Type of activity: small groups, matching
Function practised: comparing and contracting, discussing advantages and disantavages.
It would be easier to. . . . ..
The. . . .. . . . would be better/stronger
The. . .. . .. . was . . . . er/the. . . . -est because
The. . .. . . was not as. . . .. as the. . .. .
The. . . . . was too. . . .
The . . . was not. . . enough,
Lexical areas: names of tools and instruments, action verbs
Problem vocabulary: tweezers, twig, coat, hanger, wedgem unblock, squeezing, crack, floorboard, accidentally
Phrasal verbs: get out, fix onto, push into.

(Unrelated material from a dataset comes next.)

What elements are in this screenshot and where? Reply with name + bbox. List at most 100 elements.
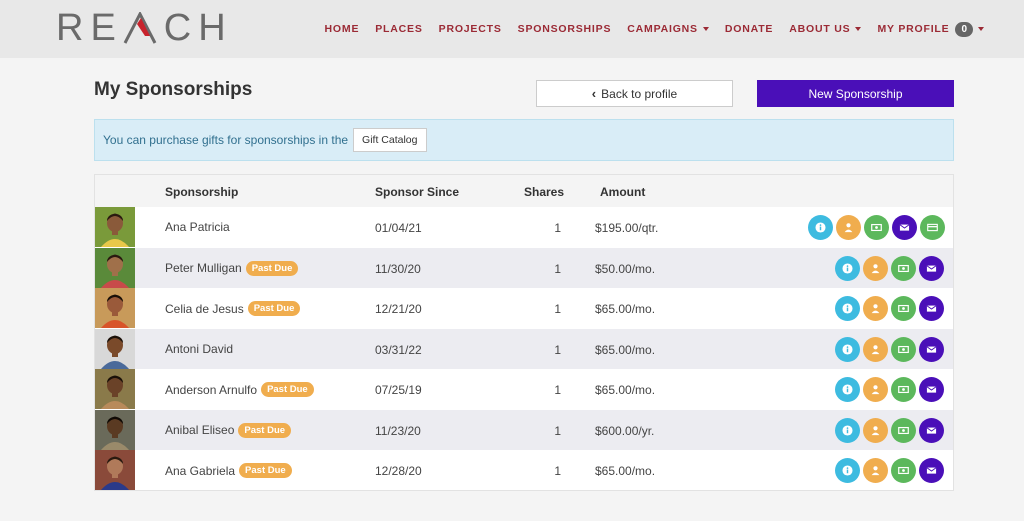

How to use the game: Divide the class into groups of three or four. Play the PowerPoint presentation to make sure students learn the vocabulary. Give students the worksheet with the task list. The object of the game is for each group to decide which implement would be more useful in each situation. They should compare the implement and discuss the advantages and disadvantages of each. When they have finished, one person from each group go to another group to compare results and discuss advantages and disadvantages of the different methods employed.
If your students are adults, you might bring in the actual implement for each group instead of the presentation.
Optional rules: 1. Another suggestion will be to monitor, and give points to the team/students who uses the ‘exponent vocabulary’. 2. Each implement is to be used only once.


Task list:
1. You have a bottle of wine but no corkscrew
2. The cupboard door keeps swinging open
3.This sink is blocked
4. The neighbour’s dog keep squeezing through a hole in the fence
5. Your ring has dropped into a saucepan of boiling water
6. You have dropped some money through a crack in the floorboard
7. You can’t get the lid off the jam pot
8. Your house is locked and you can’t get in.
9. A water pipe is leaking and water is dripping onto the floor.